As the drought in California marches on into a fourth year, the state must face the ever-growing possibility of further water restrictions and regulations. While there was hope in the beginning of the winter season that a series of rain storms would help ease the drought conditions, those storms have not been frequent enough to put much of a dent in the dry conditions at all. This leave many who depend on water for their livelihoods wondering what will happen this summer, a scary and unstable position for anyone who is worried about their future.

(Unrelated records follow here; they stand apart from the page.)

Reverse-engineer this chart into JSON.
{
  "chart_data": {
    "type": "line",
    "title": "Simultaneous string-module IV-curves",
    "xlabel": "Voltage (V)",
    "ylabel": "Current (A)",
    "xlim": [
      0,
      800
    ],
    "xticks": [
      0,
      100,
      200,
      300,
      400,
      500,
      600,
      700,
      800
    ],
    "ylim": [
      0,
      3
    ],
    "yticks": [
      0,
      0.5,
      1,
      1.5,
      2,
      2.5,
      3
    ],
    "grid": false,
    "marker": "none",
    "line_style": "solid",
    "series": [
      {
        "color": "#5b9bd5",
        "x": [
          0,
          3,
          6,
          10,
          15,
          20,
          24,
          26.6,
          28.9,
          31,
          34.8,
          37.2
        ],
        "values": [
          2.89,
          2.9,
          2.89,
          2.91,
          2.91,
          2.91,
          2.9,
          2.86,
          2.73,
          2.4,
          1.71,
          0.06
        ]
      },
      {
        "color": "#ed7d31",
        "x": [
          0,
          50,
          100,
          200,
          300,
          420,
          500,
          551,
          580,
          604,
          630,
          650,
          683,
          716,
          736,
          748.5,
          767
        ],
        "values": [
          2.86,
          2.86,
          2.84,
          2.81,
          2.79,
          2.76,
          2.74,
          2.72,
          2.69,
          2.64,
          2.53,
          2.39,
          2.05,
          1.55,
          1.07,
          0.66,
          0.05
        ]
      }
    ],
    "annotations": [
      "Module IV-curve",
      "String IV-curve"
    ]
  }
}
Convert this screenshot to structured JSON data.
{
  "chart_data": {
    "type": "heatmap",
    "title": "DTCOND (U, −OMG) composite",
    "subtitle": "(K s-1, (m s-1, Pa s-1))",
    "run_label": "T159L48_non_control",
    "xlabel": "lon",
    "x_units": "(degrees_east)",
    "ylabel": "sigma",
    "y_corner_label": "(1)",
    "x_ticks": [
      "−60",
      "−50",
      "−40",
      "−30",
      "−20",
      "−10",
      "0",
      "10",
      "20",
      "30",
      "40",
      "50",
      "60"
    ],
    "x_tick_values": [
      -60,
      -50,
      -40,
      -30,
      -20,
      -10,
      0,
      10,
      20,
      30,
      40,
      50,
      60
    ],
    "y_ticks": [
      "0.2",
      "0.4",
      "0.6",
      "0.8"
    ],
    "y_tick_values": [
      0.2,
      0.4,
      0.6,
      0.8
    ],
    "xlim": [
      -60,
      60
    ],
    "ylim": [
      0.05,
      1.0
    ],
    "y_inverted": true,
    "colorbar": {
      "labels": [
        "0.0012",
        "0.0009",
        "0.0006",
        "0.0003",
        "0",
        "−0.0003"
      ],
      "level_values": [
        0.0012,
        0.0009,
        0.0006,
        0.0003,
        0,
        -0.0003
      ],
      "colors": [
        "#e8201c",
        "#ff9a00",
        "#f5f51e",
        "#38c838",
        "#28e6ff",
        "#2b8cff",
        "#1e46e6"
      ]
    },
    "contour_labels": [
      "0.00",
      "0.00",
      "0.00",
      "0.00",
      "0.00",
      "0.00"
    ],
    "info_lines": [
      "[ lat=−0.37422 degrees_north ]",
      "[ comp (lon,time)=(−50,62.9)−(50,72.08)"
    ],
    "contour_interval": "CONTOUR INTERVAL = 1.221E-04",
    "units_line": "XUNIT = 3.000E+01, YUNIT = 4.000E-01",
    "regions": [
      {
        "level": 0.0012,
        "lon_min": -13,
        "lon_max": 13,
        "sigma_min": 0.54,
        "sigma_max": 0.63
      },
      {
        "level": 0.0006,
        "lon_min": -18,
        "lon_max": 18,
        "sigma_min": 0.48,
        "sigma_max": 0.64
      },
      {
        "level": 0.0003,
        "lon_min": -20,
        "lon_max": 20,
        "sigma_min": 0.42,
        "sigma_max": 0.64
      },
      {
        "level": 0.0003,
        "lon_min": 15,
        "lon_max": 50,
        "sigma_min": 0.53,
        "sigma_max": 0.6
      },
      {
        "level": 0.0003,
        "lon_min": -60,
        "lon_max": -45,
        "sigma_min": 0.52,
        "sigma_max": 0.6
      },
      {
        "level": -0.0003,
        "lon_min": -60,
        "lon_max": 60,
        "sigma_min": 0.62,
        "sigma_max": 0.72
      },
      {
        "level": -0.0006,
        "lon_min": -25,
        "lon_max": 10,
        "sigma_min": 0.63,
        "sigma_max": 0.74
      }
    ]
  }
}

The California Pool and Spa Association worked diligently last year to make sure that the pool and spa industry was not negatively impacted by unnecessary restrictions on water usage, and that is a promise that we intend to keep this year as well. Part of that commitment involves working with water districts throughout the state who have proposed or enacted regulations on pools and spas, but another facet of our work involves educating our members and the rest of the industry on what they can do to help and to protect themselves. A large part of ensuring that the industry is not negatively impacted by this drought is a proactive stance by all those who are impacted, and we pride ourselves on empowering our members to do so.
To that end, the CPSA is helping to put together an informational drought seminar on what it means for the pool and spa industry. This meeting is for all those in the Sacramento region who are concerned with the drought and how it might affect them, and it will feature talks from several features guests who are experts in the field. The President of the CPSA John Norwood will be present to discuss the association’s work last year. Mike Geremia of Geremia Pools and Keith Harbeck of Premier Pools & Spas who both are respected industry leaders and active members of the CPSA will be available to talk about how the drought has affected each of them and the steps they have taken. And finally a representative of the Placer County Water Agency, a water district that the CPSA has successfully worked with in the past, will be there to discuss the regulatory side of things and what water districts are doing to survive the drought.
We hope everyone who has questions or concerns about the drought will be able to attend this meeting. More attendees will allow for greater discussion and collaboration, two crucial tools for the industry to come together and tackle this enormous problem. The meeting will be free to attend for all members of the CPSA as well as members of APSP; those who are not members are welcome as well, and there will be a $10 entrance fee that can be applied to a future membership. The seminar will be held at the Foundation for Pool and Spa Industry Education located at 598 Display Way in Sacramento at 6:30 PM on March 24th. We look forward to seeing you there.